Tatone’s superiors, knowing of his dangerous propensities, spoke to him about his threatening behavior toward Carlon, the plaintiffs’ attorneys state in their court papers. Nonetheless, supervisors of Tatone and Carlon assigned the pair to work together regardless of Tatone’s threatening behavior, the Carlon family lawyers further state in their court papers.

While at Fire Station 81, Tatone “demonstrated behavior as a loner, as well as an aggressive, angry, irrational, violent individual (who) could not socially adjust with the other firefighers,” the Carlon family attorney state in their court papers. “Tatone needed an outlet for his anger, and it was Carlon.”

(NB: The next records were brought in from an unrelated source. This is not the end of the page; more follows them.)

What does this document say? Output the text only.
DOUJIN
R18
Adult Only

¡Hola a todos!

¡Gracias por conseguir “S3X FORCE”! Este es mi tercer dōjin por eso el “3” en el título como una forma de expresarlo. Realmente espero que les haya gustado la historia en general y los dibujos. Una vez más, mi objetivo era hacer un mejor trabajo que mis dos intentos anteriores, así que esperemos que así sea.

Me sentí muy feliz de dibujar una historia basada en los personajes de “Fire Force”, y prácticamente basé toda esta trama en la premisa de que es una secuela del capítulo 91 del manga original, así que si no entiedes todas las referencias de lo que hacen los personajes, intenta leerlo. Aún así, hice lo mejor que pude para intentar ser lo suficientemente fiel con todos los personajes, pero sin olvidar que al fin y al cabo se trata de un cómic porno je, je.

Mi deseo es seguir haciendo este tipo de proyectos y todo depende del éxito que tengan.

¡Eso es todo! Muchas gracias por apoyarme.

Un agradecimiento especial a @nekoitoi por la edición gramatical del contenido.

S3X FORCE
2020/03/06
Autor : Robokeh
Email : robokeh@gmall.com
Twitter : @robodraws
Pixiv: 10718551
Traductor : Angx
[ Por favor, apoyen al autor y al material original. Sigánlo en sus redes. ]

When Carlon tried to appease Tatone inviting Tatone to his house for a barbecue, Tatone uttered an epithet in front of the other firefighters, the plaintiffs’ attorney state in their court papers.

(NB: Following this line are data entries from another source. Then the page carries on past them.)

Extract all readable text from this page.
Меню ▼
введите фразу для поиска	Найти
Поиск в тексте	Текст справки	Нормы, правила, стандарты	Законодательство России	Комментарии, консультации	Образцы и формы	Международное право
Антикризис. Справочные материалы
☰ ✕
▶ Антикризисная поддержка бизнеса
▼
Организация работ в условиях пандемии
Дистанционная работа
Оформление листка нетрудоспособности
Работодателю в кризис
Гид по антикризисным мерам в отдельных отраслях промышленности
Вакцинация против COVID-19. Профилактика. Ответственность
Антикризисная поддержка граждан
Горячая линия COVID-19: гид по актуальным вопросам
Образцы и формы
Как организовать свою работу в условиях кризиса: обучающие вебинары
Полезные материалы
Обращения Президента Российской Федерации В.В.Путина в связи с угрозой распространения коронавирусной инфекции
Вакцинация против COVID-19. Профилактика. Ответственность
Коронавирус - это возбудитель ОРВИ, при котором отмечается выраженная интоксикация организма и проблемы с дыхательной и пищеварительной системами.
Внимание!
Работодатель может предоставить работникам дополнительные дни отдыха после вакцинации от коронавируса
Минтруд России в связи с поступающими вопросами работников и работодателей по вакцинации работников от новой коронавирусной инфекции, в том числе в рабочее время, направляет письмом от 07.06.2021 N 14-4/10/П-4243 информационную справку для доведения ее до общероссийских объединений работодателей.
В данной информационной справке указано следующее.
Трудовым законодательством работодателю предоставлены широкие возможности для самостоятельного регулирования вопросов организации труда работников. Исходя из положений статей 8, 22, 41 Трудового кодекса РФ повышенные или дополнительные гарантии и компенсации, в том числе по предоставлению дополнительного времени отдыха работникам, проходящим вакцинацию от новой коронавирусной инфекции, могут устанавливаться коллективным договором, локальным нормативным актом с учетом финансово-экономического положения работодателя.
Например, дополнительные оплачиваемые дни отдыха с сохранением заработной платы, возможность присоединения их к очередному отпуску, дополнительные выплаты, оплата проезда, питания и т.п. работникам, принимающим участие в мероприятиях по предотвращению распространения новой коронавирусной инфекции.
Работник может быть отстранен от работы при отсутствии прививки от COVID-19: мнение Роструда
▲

Carlon feared that Tatone would attempt to physically harm him or his family members and began locking the entire house when he left for work, according to the plaintiffs’ attorneys, who further state in their court papers that Carlon would also tell his wife to be careful on Tatone’s days off in fear that Tatone would come and harm Carlon’s family.

“Carlon was so afraid of Tatone that he stopped using the community refrigerator at the fire station and drinking coffee from the community coffee pot out of fear that Tatone would poison his food,” the Carlon family lawyers further state in their court papers.

In her court papers, Hashmall states that while her client “expresses its deepest sympathies to the family of Tory Carlon … this lawsuit does not state any valid claims against the county. The county is not responsible for Tatone’s shooting or Carlon’s death.”

The workers’ compensation process is the exclusive remedy when employees are injured or killed at work, Hashmall argues in her court papers.

“Indeed, Plaintiff Heidi Carlon has already filed a workers’ compensation claim … so she cannot argue that workers’ compensation does not apply,” Hashmall states in her court papers.

Hashmall further states that the county has governmental immunity and that there was “no duty owed to Carlon by the county,” which she maintains defeats the family’s negligence claim.

A hearing on the county’s dismissal motion is scheduled Jan. 9 before Judge Stephen P. Pfahler.

Hashmall also represented the county in a trial of a lawsuit in which a federal jury awarded Vanessa Bryant $16 million and her co-plaintiff $15 million for mental anguish caused by the actions of first-responders who snapped and shared gruesome photos from the scene of the 2020 helicopter crash that killed Laker legend Kobe Bryant, his 13-year-old daughter and seven other people.